According to Al Arab media, last week, in a video uploaded by Telegram accounts claiming to be close to Wagner, but whose authenticity could not be verified, Prigozhin asked his men to prepare for a 'new trip to Africa'. Observers note that redirecting efforts to Africa may lead to a slight increase in the flow of mercenaries, to support the extension of the leaders' military governance on the brown continent by strengthening personal security support for them, while the repercussions of ongoing conflicts stretching from Libya to Sudan will be more diverse.
The Wagner Group was established in the early 2010s as an organisation outside any legal framework. The group then became the semi-official armed wing of Russia's ambitions in Africa, while allowing Moscow to deny any responsibility for its operations. "Wagner is neither a branch of the army nor a private entity in its own right," says Maxime Audinet, a researcher at the Institut de Recherche de l'Institut Militaire in Paris. "It serves Moscow's official interests, but it also responds to Prigozhin's personal ambitions." "Never before has an unofficial body assumed such importance in Russia's international work," he adds.
The Wagner Group is no stranger to the African continent either. Over the past decade, the mercenary group has been observed operating in various countries on the African continent, such as the Central African Republic, Mali, Sudan, Libya and others.
In Mali, the Wagner Group has signed contracts to exploit mineral resources, especially gold, in the country. Wagner's deployment in Mali has strained relations with France, which has some 5,000 troops fighting jihadist groups in the Sahel region. Wagner has been accused by France of undermining Mali's sovereignty and stability. Meanwhile, in the Central African Republic, the Wagner Group has supported President Faustin-Archange Touadéra since 2018, when he was facing an armed rebellion. The group has provided personal security for the president, as well as training and advice to the national armed forces. In return, the group has been granted permission to use the nation's natural resources, particularly its gold and diamonds. In addition to spreading false information against the opposition, the group has also engaged in propaganda and influence operations.
In Niger, on 26 July 2023, a group of mutinous soldiers overthrew President Mohamed Bazoum. The coup in Niger has raised concerns about the security and stability of the nation and the surrounding area, as well as the possibility of spreading extremism and Wagner's influence. Some analysts have speculated that the coup attempt may have been linked to Wagner's interests in Niger, as the group has been trying to gain a foothold in the country's lucrative uranium sector. They have also warned against any possible involvement of Wagner or other foreign actors in Niger's affairs, saying it would jeopardise the country's sovereignty and security.
There and elsewhere, the group faces accusations of influencing public opinion, undermining the reputation of the West and influencing electoral processes. At the military level, its approach is brutal and pays little attention to the distinction between civilians and the military or to human rights. In January, the US designated Prigozhin's organisation as a transnational criminal organisation and imposed sanctions. An independent UN expert accused the CAR army and its Russian allies of committing atrocities.

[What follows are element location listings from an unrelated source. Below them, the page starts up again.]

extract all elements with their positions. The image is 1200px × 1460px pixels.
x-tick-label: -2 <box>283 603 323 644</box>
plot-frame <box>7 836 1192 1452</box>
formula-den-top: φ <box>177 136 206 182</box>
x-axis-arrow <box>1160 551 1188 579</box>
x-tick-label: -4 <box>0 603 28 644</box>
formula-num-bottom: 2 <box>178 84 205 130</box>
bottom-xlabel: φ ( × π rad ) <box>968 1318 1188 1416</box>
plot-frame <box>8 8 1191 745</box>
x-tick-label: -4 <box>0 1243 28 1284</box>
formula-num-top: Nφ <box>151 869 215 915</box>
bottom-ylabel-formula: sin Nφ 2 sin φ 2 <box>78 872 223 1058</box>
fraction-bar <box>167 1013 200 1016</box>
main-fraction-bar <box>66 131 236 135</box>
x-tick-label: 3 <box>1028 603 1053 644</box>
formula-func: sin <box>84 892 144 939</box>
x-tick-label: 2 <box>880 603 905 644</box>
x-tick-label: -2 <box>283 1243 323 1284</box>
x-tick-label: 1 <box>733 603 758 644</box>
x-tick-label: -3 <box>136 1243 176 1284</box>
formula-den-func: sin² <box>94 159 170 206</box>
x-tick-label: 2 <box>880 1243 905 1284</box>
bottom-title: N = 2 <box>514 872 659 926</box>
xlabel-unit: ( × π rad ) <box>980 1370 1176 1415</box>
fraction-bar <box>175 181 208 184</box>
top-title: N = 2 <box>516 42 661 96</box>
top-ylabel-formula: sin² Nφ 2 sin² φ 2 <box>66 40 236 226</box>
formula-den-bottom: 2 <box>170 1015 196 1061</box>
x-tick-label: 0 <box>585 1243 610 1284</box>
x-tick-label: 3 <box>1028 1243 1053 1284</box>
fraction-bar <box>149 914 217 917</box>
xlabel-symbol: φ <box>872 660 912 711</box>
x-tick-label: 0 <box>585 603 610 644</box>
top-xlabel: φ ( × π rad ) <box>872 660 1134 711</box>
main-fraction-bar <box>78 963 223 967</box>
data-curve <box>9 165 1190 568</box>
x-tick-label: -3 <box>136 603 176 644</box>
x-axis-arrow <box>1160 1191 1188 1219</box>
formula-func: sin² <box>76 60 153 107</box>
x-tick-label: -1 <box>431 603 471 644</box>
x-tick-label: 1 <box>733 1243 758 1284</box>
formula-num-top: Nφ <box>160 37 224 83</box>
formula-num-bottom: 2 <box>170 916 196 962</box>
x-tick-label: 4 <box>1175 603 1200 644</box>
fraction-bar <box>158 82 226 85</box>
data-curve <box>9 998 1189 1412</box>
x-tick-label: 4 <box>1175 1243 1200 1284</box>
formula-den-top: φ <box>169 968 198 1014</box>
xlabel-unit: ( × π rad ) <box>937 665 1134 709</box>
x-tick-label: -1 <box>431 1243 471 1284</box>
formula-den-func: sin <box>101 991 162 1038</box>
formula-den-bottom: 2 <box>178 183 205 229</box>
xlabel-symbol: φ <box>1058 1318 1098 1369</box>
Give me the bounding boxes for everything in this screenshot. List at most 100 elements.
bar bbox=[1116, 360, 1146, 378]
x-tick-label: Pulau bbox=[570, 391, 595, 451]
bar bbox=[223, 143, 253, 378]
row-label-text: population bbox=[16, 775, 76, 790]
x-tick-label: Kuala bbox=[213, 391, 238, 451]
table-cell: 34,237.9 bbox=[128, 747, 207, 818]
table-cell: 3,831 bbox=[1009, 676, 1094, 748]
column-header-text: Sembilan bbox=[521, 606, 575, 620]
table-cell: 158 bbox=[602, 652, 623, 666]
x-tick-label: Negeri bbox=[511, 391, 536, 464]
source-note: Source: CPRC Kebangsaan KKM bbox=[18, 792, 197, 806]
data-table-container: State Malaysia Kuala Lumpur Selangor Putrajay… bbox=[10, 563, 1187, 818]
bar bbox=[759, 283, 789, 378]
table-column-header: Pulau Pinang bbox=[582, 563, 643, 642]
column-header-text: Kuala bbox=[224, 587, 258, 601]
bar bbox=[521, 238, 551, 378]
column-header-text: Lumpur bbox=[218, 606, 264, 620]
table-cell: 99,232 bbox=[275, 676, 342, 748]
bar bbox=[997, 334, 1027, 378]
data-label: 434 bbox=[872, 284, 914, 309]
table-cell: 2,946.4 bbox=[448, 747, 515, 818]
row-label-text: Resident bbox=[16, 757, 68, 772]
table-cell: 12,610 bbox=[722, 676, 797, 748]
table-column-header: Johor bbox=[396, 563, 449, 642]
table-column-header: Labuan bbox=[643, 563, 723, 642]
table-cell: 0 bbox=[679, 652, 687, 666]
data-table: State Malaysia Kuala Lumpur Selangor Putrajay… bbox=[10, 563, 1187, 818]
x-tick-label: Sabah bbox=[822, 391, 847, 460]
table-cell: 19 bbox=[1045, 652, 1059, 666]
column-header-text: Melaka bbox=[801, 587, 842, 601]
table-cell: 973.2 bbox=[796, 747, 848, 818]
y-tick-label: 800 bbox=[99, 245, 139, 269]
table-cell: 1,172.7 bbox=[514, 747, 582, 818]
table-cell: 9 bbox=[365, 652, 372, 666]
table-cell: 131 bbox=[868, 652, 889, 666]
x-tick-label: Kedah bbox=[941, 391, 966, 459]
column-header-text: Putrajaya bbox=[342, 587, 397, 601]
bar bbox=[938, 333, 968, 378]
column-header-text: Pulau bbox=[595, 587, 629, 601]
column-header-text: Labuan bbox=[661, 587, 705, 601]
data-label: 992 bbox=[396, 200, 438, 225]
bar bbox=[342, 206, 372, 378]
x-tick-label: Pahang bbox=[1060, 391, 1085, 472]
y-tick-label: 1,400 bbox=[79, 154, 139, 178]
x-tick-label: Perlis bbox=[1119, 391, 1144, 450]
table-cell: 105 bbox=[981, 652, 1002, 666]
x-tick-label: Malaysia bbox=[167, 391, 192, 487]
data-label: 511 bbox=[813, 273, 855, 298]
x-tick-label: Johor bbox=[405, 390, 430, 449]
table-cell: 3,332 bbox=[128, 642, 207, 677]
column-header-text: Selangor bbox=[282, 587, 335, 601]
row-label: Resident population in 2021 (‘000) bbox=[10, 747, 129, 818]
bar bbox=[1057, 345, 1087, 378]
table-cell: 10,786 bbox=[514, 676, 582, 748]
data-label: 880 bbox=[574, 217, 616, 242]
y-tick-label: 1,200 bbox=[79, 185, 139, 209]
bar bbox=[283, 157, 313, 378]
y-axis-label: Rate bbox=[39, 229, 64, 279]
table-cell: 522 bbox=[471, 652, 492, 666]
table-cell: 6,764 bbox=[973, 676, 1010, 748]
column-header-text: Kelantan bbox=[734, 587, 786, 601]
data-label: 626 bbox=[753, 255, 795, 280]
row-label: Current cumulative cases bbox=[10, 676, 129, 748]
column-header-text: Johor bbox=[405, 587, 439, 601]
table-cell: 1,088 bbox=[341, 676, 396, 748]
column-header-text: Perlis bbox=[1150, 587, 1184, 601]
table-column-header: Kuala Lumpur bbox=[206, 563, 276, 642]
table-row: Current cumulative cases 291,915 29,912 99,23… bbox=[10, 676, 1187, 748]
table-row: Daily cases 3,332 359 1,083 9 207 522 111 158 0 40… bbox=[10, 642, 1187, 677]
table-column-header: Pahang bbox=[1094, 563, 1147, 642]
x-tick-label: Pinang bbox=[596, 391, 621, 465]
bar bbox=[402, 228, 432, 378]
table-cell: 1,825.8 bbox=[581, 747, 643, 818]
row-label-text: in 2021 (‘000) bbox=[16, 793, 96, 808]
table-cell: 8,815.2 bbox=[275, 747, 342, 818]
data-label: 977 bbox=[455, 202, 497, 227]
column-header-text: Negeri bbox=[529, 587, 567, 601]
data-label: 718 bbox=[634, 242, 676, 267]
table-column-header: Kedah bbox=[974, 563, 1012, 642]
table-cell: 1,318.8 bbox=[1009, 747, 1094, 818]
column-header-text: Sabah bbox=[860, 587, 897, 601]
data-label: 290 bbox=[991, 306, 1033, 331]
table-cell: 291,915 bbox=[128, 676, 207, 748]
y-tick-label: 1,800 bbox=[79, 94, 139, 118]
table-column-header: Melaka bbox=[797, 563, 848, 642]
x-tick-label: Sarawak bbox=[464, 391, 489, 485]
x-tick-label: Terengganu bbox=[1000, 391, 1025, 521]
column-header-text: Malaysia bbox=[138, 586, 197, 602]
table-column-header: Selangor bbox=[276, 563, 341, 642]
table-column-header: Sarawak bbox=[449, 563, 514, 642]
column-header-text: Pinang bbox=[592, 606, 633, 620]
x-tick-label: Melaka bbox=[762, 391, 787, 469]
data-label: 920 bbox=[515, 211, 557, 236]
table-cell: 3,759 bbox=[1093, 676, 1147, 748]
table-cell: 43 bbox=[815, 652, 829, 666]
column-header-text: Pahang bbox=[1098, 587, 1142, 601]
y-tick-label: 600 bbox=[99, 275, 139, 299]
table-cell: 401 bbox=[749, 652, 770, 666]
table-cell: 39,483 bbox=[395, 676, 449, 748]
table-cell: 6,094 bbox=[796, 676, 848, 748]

New sanctions were announced by the European Union against several of Wagner's representatives in the nation. Last week, the UK imposed sanctions on individuals and companies accused of involvement in Wagner atrocities, including "executions and acts of torture in Mali and the Central African Republic, as well as threats to peace and security in Sudan".
The Wagner Group provides military services to governments and non-state actors in a number of conflict and unstable countries, especially in Africa and the Middle East. In return, the group receives payments in the form of natural resources, such as gold, diamonds and oil. The group also engages in propaganda and influence operations, creating Kremlin-friendly media and spreading fake news against its opponents. The Wagner Group works for both the Kremlin and its own interests.
The Wagner Group's future in Africa remains uncertain, but its demise seems out of the question. Its presence on the continent demonstrates Russia's desire to expand its sphere of influence and compete with other nations, particularly the West and the US. Russia's advancing invasion of Ukraine will influence a possible partial withdrawal of mercenaries in Africa to the Ukrainian front. However, the group also poses a threat to democracy and human rights, as well as to stability and security in the region. The international community must closely monitor its operations and demand transparency and accountability from those responsible.